Credited name: lookup 0 of 742 (MerylPG --> Meryl Goulbourne)
Credited name: lookup 74 of 742 (NynkS2 --> NynkS2)
Credited name: lookup 148 of 742 (patrickm.sans --> patrickm.sans)
Credited name: lookup 222 of 742 (binbag42 --> binbag42)
Credited name: lookup 296 of 742 (asixtus --> Ann R Sixtus)
Credited name: lookup 370 of 742 (rottenjonny --> Jon Meyer)
Credited name: lookup 444 of 742 (wicliff7 --> Wicliff Fleurizard)
Credited name: lookup 518 of 742 (EduardoNET --> Ed Sampedro)
Credited name: lookup 592 of 742 (Lor23 --> Laura Simmons)
Credited name: lookup 666 of 742 (flipit4u --> flipit4u)
Credited name: lookup 740 of 742 (maplecornerbarb --> Barbara Patterson)
  Here are the ids it returned an error on:
['rcmills1707', 'acorsten', 'sue.hancock3', 'david_torranceymail', 'ron.gitter', 'dsreidcardiac', 'mike.newman81', 'gelias-warrenpeckschool', 'lg63ladd']


INFO:make_author_list:Author list saved in markdown to my-project-contributors.md.
INFO:make_author_list: Logged-in user count: 742


### Why are the two author lists different?

In the first example, we used a list of contributors that was generated from running `basic_classification_processing` on the classification example file *and only extracting classifications from one workflow and version*. The quick-and-dirty version used immediately above doesn't do that. It doesn't remove non-live classifications, or duplicates, or separate classifications by workflow. So because it considers all classifications in the example file instead of just the ones in a specific workflow, it's a longer list. 

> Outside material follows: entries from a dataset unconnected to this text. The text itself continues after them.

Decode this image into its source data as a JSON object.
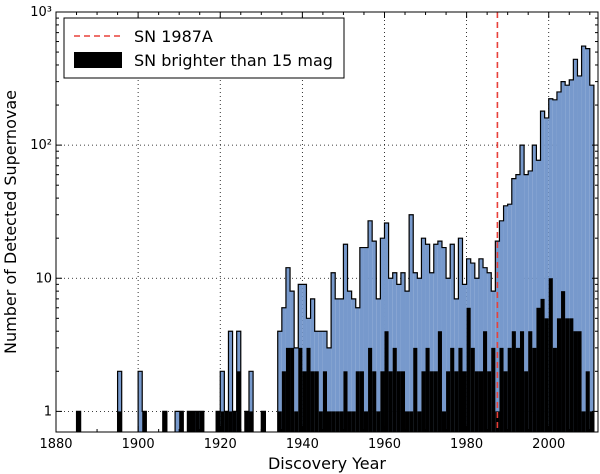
{
  "chart_data": {
    "type": "bar",
    "xlabel": "Discovery Year",
    "ylabel": "Number of Detected Supernovae",
    "xlim": [
      1880,
      2012
    ],
    "ylim": [
      0.7,
      1000
    ],
    "yscale": "log",
    "grid": true,
    "legend_position": "top-left",
    "x_ticks": [
      "1880",
      "1900",
      "1920",
      "1940",
      "1960",
      "1980",
      "2000"
    ],
    "y_ticks": [
      {
        "value": 1,
        "label": "1"
      },
      {
        "value": 10,
        "label": "10"
      },
      {
        "value": 100,
        "label": "10²"
      },
      {
        "value": 1000,
        "label": "10³"
      }
    ],
    "colors": {
      "all_sn": "#7799cc",
      "bright_sn": "#000000",
      "sn1987a": "#e8403a"
    },
    "annotation": {
      "label": "SN 1987A",
      "x": 1987
    },
    "series": [
      {
        "name": "",
        "style": "step-filled",
        "x": [
          1885,
          1895,
          1900,
          1901,
          1906,
          1909,
          1910,
          1912,
          1913,
          1914,
          1915,
          1919,
          1920,
          1921,
          1922,
          1923,
          1924,
          1926,
          1927,
          1930,
          1934,
          1935,
          1936,
          1937,
          1938,
          1939,
          1940,
          1941,
          1942,
          1943,
          1944,
          1945,
          1946,
          1947,
          1948,
          1949,
          1950,
          1951,
          1952,
          1953,
          1954,
          1955,
          1956,
          1957,
          1958,
          1959,
          1960,
          1961,
          1962,
          1963,
          1964,
          1965,
          1966,
          1967,
          1968,
          1969,
          1970,
          1971,
          1972,
          1973,
          1974,
          1975,
          1976,
          1977,
          1978,
          1979,
          1980,
          1981,
          1982,
          1983,
          1984,
          1985,
          1986,
          1987,
          1988,
          1989,
          1990,
          1991,
          1992,
          1993,
          1994,
          1995,
          1996,
          1997,
          1998,
          1999,
          2000,
          2001,
          2002,
          2003,
          2004,
          2005,
          2006,
          2007,
          2008,
          2009,
          2010
        ],
        "values": [
          1,
          2,
          2,
          1,
          1,
          1,
          1,
          1,
          1,
          1,
          1,
          1,
          2,
          1,
          4,
          1,
          4,
          1,
          2,
          1,
          4,
          6,
          12,
          8,
          3,
          9,
          9,
          5,
          7,
          4,
          4,
          4,
          3,
          11,
          7,
          7,
          18,
          8,
          7,
          6,
          17,
          17,
          27,
          19,
          7,
          20,
          26,
          10,
          11,
          9,
          11,
          8,
          30,
          11,
          10,
          20,
          18,
          11,
          18,
          19,
          17,
          10,
          18,
          7,
          20,
          9,
          14,
          13,
          10,
          14,
          12,
          11,
          8,
          19,
          27,
          35,
          36,
          56,
          60,
          100,
          60,
          64,
          100,
          77,
          180,
          160,
          223,
          219,
          251,
          300,
          282,
          309,
          441,
          331,
          555,
          531,
          282
        ]
      },
      {
        "name": "SN brighter than 15 mag",
        "style": "step-filled",
        "x": [
          1885,
          1895,
          1901,
          1906,
          1910,
          1912,
          1913,
          1914,
          1915,
          1919,
          1920,
          1921,
          1922,
          1923,
          1924,
          1926,
          1927,
          1930,
          1934,
          1935,
          1936,
          1937,
          1938,
          1939,
          1940,
          1941,
          1942,
          1943,
          1944,
          1945,
          1946,
          1947,
          1948,
          1949,
          1950,
          1951,
          1952,
          1953,
          1954,
          1955,
          1956,
          1957,
          1958,
          1959,
          1960,
          1961,
          1962,
          1963,
          1964,
          1965,
          1966,
          1967,
          1968,
          1969,
          1970,
          1971,
          1972,
          1973,
          1974,
          1975,
          1976,
          1977,
          1978,
          1979,
          1980,
          1981,
          1982,
          1983,
          1984,
          1985,
          1986,
          1987,
          1988,
          1989,
          1990,
          1991,
          1992,
          1993,
          1994,
          1995,
          1996,
          1997,
          1998,
          1999,
          2000,
          2001,
          2002,
          2003,
          2004,
          2005,
          2006,
          2007,
          2008,
          2009,
          2010
        ],
        "values": [
          1,
          1,
          1,
          1,
          1,
          1,
          1,
          1,
          1,
          1,
          1,
          1,
          1,
          1,
          2,
          1,
          1,
          1,
          1,
          2,
          3,
          3,
          1,
          3,
          2,
          3,
          2,
          2,
          1,
          2,
          1,
          1,
          1,
          1,
          2,
          1,
          1,
          2,
          2,
          1,
          3,
          2,
          1,
          2,
          4,
          2,
          3,
          2,
          2,
          1,
          1,
          3,
          1,
          2,
          3,
          2,
          2,
          4,
          1,
          2,
          3,
          2,
          3,
          2,
          6,
          3,
          2,
          2,
          4,
          2,
          3,
          1,
          3,
          2,
          3,
          4,
          3,
          4,
          2,
          4,
          3,
          6,
          7,
          5,
          10,
          3,
          5,
          8,
          5,
          5,
          4,
          4,
          1,
          2,
          1
        ]
      }
    ],
    "legend": [
      {
        "label": "SN 1987A",
        "style": "dashed-line"
      },
      {
        "label": "SN brighter than 15 mag",
        "style": "filled-box"
      }
    ]
  }
}
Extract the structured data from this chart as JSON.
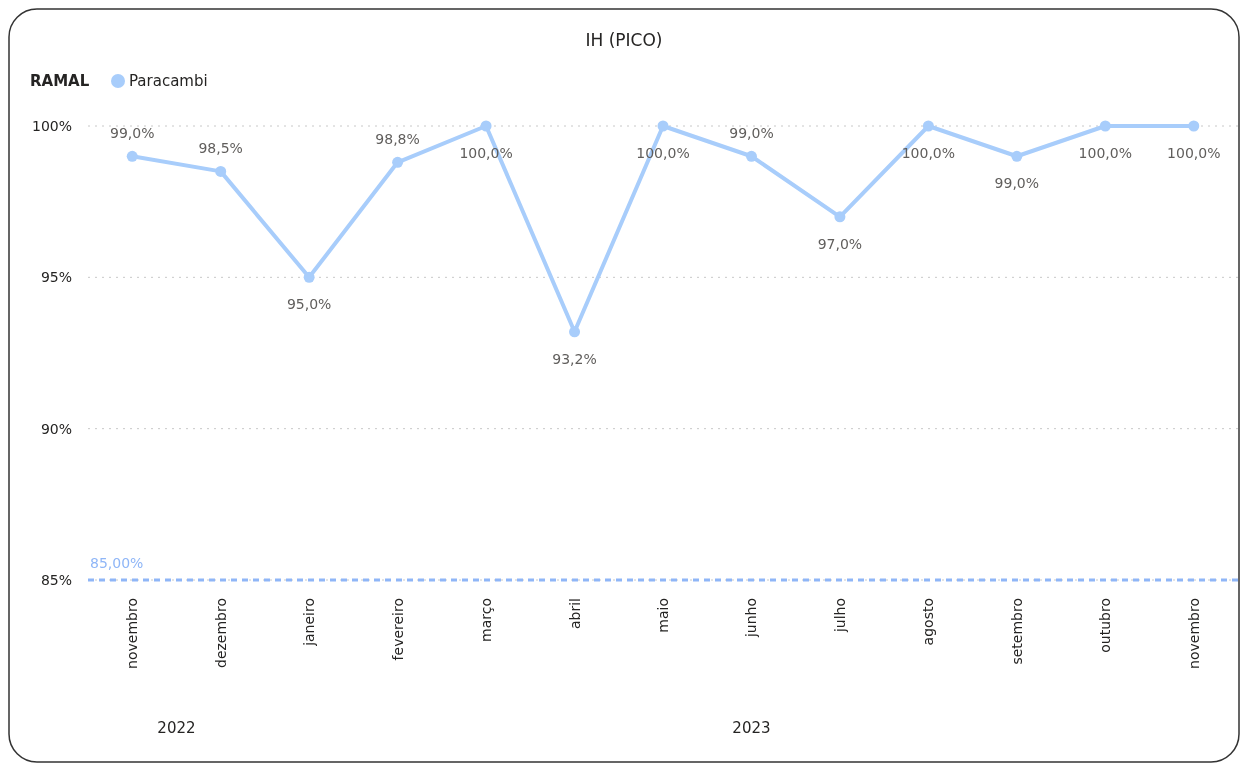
{
  "chart_data": {
    "type": "line",
    "title": "IH (PICO)",
    "legend_title": "RAMAL",
    "legend": "top left",
    "categories": [
      "novembro",
      "dezembro",
      "janeiro",
      "fevereiro",
      "março",
      "abril",
      "maio",
      "junho",
      "julho",
      "agosto",
      "setembro",
      "outubro",
      "novembro"
    ],
    "series": [
      {
        "name": "Paracambi",
        "color": "#a8cdfb",
        "values": [
          99.0,
          98.5,
          95.0,
          98.8,
          100,
          93.2,
          100,
          99.0,
          97.0,
          100,
          99.0,
          100,
          100
        ],
        "value_labels": [
          "99,0%",
          "98,5%",
          "95,0%",
          "98,8%",
          "100,0%",
          "93,2%",
          "100,0%",
          "99,0%",
          "97,0%",
          "100,0%",
          "99,0%",
          "100,0%",
          "100,0%"
        ]
      }
    ],
    "ylim": [
      85,
      100
    ],
    "yticks": [
      {
        "value": 85,
        "label": "85%"
      },
      {
        "value": 90,
        "label": "90%"
      },
      {
        "value": 95,
        "label": "95%"
      },
      {
        "value": 100,
        "label": "100%"
      }
    ],
    "grid": "y",
    "marker": "circle",
    "line_style": "solid",
    "ref_lines": [
      {
        "axis": "y",
        "value": 85,
        "label": "85,00%",
        "color": "#8fb6f7",
        "line_style": "dashed"
      }
    ],
    "annotations": [
      "2022",
      "2023"
    ]
  }
}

This gives you the flexibility to choose how you generate these lists, depending on how you intend to use them.

### How should I use this list?

As a bare minimum, it's a good idea to generate a contributor list for all your volunteers who participated while your project was live, and paste it into your **Team** page on your project with an acknowledgment note as a header to the list. [Here's an example of that.](https://www.zooniverse.org/projects/vrooje/planetary-response-network-and-rescue-global-caribbean-storms-2017/about/team)

(It's no accident that the list there overlaps by quite a bit with the one here; the example classifications were taken from that project.)

#### Running `make_author_list` from the command line
At the command line, type:

`%> python make_author_list.py`

without any inputs to see what the CLI syntax is.